Reputation: 57
I have a pandas dataframe where one column contains only strings.
df= pd.DataFrame(
{
"A": [2,4,7,17,39],
"B": ["apple","apple","broccoli","rose","apple"]
}
)
I want to examine this column "B" and look for all the times a string contains a certain part of a word. Then I create a new column "C" that contains a series of strings that say "fruit" whenever "app" is in the row,"flower" for whenever "ros" shows up and vegetable for whenever "brocc" shows up.
The final dataframe will look like:
df= pd.DataFrame(
{
"A": [2,4,7,17,39],
"B": ["apple","apple","broccoli","rose","apple"],
"C": ["fruit","fruit", "vegetable", "flower", "fruit"]
}
)
Upvotes: 2
Views: 268
Reputation: 152647
You could use a dictionary as converter an it's get
method as input for apply
:
converter = {'apple': 'fruit',
'broccoli': 'veg',
'rose': 'flower'}
df['C'] = df['B'].apply(converter.get)
print(df)
A B C
0 2 apple fruit
1 4 apple fruit
2 7 broccoli veg
3 17 rose flower
4 39 apple fruit
In case of the partial matching you would need to change this a little bit:
converter = {'app': 'fruit',
'brocc': 'vegetable',
'ros': 'flower'}
df['C'] = df['B'].apply(lambda original: next(val for key, val in converter.items() if key in original))
print(df)
A B C
0 2 apple fruit
1 4 apple fruit
2 7 broccoli vegetable
3 17 rose flower
4 39 apple fruit
The next(val for key, val in converter.items() if key in original)

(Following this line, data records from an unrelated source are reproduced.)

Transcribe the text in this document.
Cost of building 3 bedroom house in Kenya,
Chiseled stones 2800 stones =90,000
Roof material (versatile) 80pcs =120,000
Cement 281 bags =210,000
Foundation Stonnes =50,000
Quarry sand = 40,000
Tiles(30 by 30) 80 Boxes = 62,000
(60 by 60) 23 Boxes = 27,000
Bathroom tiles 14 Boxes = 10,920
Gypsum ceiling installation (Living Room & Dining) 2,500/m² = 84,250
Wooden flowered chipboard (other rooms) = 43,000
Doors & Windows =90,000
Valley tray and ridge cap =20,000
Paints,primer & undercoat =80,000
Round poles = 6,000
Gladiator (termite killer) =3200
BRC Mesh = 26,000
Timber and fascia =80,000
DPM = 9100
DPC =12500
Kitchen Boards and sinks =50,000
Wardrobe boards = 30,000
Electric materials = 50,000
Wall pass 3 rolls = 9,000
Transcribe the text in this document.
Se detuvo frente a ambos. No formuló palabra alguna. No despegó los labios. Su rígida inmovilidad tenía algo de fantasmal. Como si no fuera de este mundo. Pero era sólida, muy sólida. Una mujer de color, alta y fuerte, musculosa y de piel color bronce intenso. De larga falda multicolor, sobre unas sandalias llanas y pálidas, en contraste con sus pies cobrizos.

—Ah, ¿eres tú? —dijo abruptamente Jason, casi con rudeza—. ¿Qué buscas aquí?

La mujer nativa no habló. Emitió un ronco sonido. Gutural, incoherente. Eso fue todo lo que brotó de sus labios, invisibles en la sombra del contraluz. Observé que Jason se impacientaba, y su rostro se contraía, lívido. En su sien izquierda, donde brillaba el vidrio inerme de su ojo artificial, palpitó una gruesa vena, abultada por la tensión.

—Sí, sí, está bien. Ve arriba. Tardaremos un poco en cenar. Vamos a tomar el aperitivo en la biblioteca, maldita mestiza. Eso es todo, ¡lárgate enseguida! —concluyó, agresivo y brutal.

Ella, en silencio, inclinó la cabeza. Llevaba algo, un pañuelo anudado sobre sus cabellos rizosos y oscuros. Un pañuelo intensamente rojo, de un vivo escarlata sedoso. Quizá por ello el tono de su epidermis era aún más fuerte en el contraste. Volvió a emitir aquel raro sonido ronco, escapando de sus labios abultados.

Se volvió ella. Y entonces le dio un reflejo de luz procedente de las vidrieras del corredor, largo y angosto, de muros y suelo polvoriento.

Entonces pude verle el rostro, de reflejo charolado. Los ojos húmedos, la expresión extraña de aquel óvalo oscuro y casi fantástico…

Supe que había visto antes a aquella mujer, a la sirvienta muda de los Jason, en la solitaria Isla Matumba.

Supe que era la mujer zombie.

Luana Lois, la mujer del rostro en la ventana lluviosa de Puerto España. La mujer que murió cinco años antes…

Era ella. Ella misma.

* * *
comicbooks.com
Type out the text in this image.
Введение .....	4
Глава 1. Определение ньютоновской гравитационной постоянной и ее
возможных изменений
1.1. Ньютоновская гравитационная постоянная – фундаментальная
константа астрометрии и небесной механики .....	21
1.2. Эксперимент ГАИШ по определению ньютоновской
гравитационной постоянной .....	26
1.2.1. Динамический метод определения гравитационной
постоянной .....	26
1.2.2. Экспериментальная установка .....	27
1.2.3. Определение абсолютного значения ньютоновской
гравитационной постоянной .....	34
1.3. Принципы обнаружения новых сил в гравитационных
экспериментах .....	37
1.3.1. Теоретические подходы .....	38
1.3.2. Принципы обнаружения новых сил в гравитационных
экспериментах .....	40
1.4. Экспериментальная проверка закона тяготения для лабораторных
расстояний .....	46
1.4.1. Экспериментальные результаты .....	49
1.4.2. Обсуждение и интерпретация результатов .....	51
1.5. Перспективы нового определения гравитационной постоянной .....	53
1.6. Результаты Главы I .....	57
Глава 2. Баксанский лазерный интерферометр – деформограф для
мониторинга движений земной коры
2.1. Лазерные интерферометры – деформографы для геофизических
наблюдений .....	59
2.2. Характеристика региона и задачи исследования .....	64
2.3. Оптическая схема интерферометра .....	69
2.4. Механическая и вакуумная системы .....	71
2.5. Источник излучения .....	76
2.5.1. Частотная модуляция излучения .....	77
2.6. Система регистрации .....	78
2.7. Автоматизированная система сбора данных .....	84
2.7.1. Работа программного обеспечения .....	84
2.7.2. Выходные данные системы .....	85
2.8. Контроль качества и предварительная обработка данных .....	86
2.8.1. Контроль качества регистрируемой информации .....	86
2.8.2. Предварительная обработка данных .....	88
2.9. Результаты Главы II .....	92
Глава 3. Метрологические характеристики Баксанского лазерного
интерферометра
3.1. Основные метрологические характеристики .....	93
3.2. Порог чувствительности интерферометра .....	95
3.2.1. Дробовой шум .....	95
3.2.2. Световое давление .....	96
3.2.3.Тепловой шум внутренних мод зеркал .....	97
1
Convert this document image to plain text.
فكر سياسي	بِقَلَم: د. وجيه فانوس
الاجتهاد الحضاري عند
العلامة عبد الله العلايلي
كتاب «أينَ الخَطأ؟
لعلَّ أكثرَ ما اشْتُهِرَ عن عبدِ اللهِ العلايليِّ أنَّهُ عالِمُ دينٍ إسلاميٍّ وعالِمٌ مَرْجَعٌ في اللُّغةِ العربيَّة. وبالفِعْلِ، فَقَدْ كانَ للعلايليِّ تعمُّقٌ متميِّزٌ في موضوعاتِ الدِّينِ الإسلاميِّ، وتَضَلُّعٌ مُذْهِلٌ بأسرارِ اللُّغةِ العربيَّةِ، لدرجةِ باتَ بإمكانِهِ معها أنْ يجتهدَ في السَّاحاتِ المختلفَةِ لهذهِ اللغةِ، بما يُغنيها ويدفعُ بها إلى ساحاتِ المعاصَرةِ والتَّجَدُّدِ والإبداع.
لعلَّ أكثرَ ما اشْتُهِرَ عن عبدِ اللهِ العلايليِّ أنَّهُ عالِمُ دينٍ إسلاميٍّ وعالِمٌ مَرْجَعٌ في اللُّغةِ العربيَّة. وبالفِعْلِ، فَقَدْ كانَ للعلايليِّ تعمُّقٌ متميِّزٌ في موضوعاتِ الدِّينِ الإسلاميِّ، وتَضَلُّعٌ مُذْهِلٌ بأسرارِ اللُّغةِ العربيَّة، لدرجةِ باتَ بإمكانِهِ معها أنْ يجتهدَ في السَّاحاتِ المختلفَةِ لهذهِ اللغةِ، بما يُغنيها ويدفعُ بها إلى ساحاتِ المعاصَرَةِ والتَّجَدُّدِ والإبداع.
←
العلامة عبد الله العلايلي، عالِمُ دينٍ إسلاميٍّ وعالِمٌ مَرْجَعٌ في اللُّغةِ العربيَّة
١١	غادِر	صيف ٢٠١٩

will give you the value from the dictionary for the first found key that is in the "row".
Upvotes: 2
Reputation:
Create a dictionary
d = {'apple': 'fruit', 'broccoli': 'vegetable', 'rose': 'flower'}
And use it in map
or replace
(map is faster for this):
df['B'].map(d)
Out:
0 fruit
1 fruit
2 vegetable
3 flower
4 fruit
Name: B, dtype: object
df['B'].replace(d)
Out:
0 fruit
1 fruit
2 vegetable
3 flower
4 fruit
Name: B, dtype: object
Upvotes: 3